Algerian authorities have exploited the state of emergency, in effect since 1992, to curtail freedom of assembly. Government permits, sometimes difficult to obtain, are required for public meetings and a decree bans demonstrations in Algiers. In other areas of the country, security forces dispersed peaceful demonstrations in 2004, sometimes violently. Emergency laws have also impeded Algerians' right of association as well as their right to form political parties and nongovernmental organizations. The Algerian workers unions are largely thought to be allied with the government. Other professional associations maintain relative independence, but have been subjected to government harassment.
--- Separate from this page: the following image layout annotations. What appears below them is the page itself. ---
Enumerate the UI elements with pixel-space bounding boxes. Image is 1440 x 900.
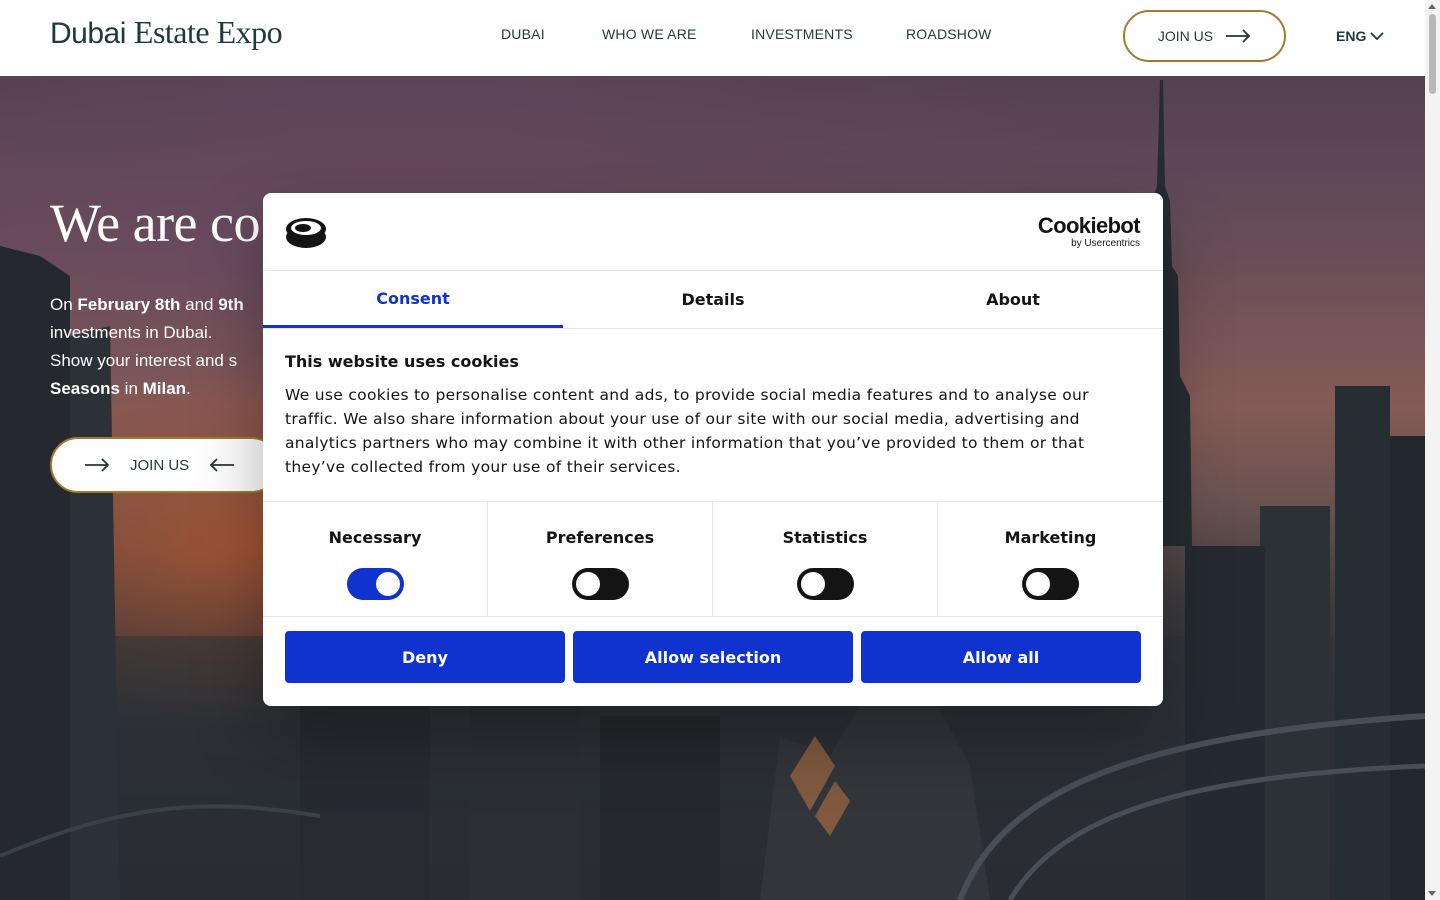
toggle-cell-marketing: Marketing	[938, 502, 1163, 616]
toggle-label-marketing: Marketing	[1004, 528, 1097, 547]
nav-dubai[interactable]: DUBAI	[501, 26, 545, 46]
deny-button[interactable]: Deny	[285, 631, 565, 683]
dialog-body: This website uses cookies We use cookies…	[285, 351, 1141, 479]
scroll-up-arrow-icon[interactable]	[1428, 4, 1436, 9]
toggle-preferences[interactable]	[572, 568, 629, 600]
toggle-knob	[801, 572, 825, 596]
tab-consent[interactable]: Consent	[263, 271, 563, 328]
cookiebot-brand-name: Cookiebot	[1037, 213, 1141, 238]
allow-all-button[interactable]: Allow all	[861, 631, 1141, 683]
nav-who-we-are[interactable]: WHO WE ARE	[602, 26, 697, 46]
scrollbar-thumb[interactable]	[1429, 14, 1436, 94]
nav-roadshow[interactable]: ROADSHOW	[906, 26, 992, 46]
dialog-tabs: Consent Details About	[263, 271, 1163, 329]
logo-text-primary: Dubai	[50, 17, 126, 50]
chevron-down-icon	[1370, 32, 1384, 41]
cookiebot-brand[interactable]: Cookiebot by Usercentrics	[1037, 213, 1141, 250]
hero-join-button[interactable]: JOIN US	[50, 437, 280, 493]
hero-text-fragment: in	[119, 379, 143, 398]
dialog-description: We use cookies to personalise content an…	[285, 386, 1089, 476]
arrow-right-icon	[1226, 29, 1251, 43]
toggle-label-preferences: Preferences	[545, 528, 655, 547]
toggle-label-necessary: Necessary	[328, 528, 422, 547]
cookiebot-brand-sub: by Usercentrics	[1071, 238, 1140, 249]
hero-text-fragment: and	[180, 295, 219, 314]
toggle-cell-statistics: Statistics	[713, 502, 938, 616]
cookie-logo-icon	[286, 218, 326, 248]
hero-venue: Seasons	[50, 379, 120, 398]
toggle-statistics[interactable]	[797, 568, 854, 600]
toggle-cell-preferences: Preferences	[488, 502, 713, 616]
toggle-necessary[interactable]	[347, 568, 404, 600]
consent-toggles: Necessary Preferences Statistics Marketi…	[263, 501, 1163, 617]
hero-join-label: JOIN US	[130, 456, 190, 474]
hero-text-fragment: On	[50, 295, 78, 314]
hero-text-fragment: .	[186, 379, 191, 398]
hero-date-1: February 8th	[77, 295, 181, 314]
dialog-header: Cookiebot by Usercentrics	[263, 193, 1163, 271]
language-label: ENG	[1336, 28, 1367, 44]
site-header: Dubai Estate Expo DUBAI WHO WE ARE INVES…	[0, 0, 1425, 76]
hero-city: Milan	[142, 379, 187, 398]
toggle-knob	[376, 572, 400, 596]
scroll-down-arrow-icon[interactable]	[1428, 891, 1436, 896]
tab-details[interactable]: Details	[563, 271, 863, 328]
arrow-left-icon	[209, 458, 235, 472]
toggle-label-statistics: Statistics	[782, 528, 868, 547]
dialog-buttons: Deny Allow selection Allow all	[285, 631, 1141, 683]
site-logo[interactable]: Dubai Estate Expo	[50, 14, 283, 58]
arrow-right-icon	[85, 458, 110, 472]
cookie-consent-dialog: Cookiebot by Usercentrics Consent Detail…	[263, 193, 1163, 706]
page-scrollbar[interactable]	[1425, 0, 1440, 900]
hero-date-2: 9th	[218, 295, 244, 314]
toggle-cell-necessary: Necessary	[263, 502, 488, 616]
toggle-knob	[1026, 572, 1050, 596]
tab-about[interactable]: About	[863, 271, 1163, 328]
header-join-button[interactable]: JOIN US	[1123, 10, 1286, 62]
dialog-heading: This website uses cookies	[285, 352, 519, 371]
toggle-knob	[576, 572, 600, 596]
nav-investments[interactable]: INVESTMENTS	[751, 26, 853, 46]
header-join-label: JOIN US	[1157, 28, 1214, 44]
hero-title: We are co	[50, 193, 261, 253]
allow-selection-button[interactable]: Allow selection	[573, 631, 853, 683]
toggle-marketing[interactable]	[1022, 568, 1079, 600]
logo-text-secondary: Estate Expo	[133, 14, 283, 50]
language-selector[interactable]: ENG	[1336, 27, 1384, 45]
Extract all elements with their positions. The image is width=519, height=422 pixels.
While the human rights situation has improved, torture has not ended, thousands arrested remain "disappeared," and investigations into human rights abuses are rarely carried out. Human rights activists say that the judiciary is not independent except for a few judges who are subject to disciplinary or other repressive measures. FIS leaders Abassi Madani and Ali Belhadj were released in July 2003 at the end of their 12-year sentences. Belhadj was briefly re-arrested in the summer of 2004 while attending the wedding of the daughter of a deceased FIS founder.

The government in late 2003 established an ad hoc mechanism to look into the issue of the more than 7,000 "disappearances," mostly dating to the mid-1990s, and to serve as an interface with the families of the victims. The committee lacked the power to investigate the cases or end the impunity enjoyed by those responsible for the violations. In 2004, Amnesty International called on the government to conduct full investigations of human rights abuses by armed groups, security forces, and state-armed militias. It also asked for the investigation of mass graves believed to contain the bodies of victims killed by armed groups or by state-sponsored militia during the mid-1990s. In November 2004, President Bouteflika said a general amnesty covering all those implicated in the sectarian violence of the past decade would be considered. It would include armed Islamists as well as members of the security forces accused of torture and summary executions.

Berbers comprise approximately 20 percent of the population. However, their cultural identity and language are not fully recognized, and riots have erupted over the last few years, leaving scores dead. In his acceptance speech, Bouteflika called for a return to the negotiating table, but in September 2004, police clashed with Berber activists protesting that Bouteflika was not meeting their demands.

The law provides for freedom of domestic and foreign travel, and freedom to emigrate; however, the government at times restricted these rights, especially concerning former FIS leaders. The government also does not allow draft-age men to leave the country without a special permit. Under the State of Emergency, the Interior Minister and the provincial governors may deny residency in certain districts to persons regarded as threats to public order.

Women face discrimination in several areas. The 1984 Family Code, based largely on Sharia (Islamic law), places women under the legal guardianship of a husband or male relative. The code allows men to have up to four wives and makes divorce easy for men but nearly impossible for women. After Bouteflika promised to focus on reform, in September 2004 the government said it would press ahead with a bill reversing many of the code's articles, despite protests by Islamic political parties and clerics. However, by the end of the year no change had taken place. Some feminist groups have asked for the family law to be scrapped altogether.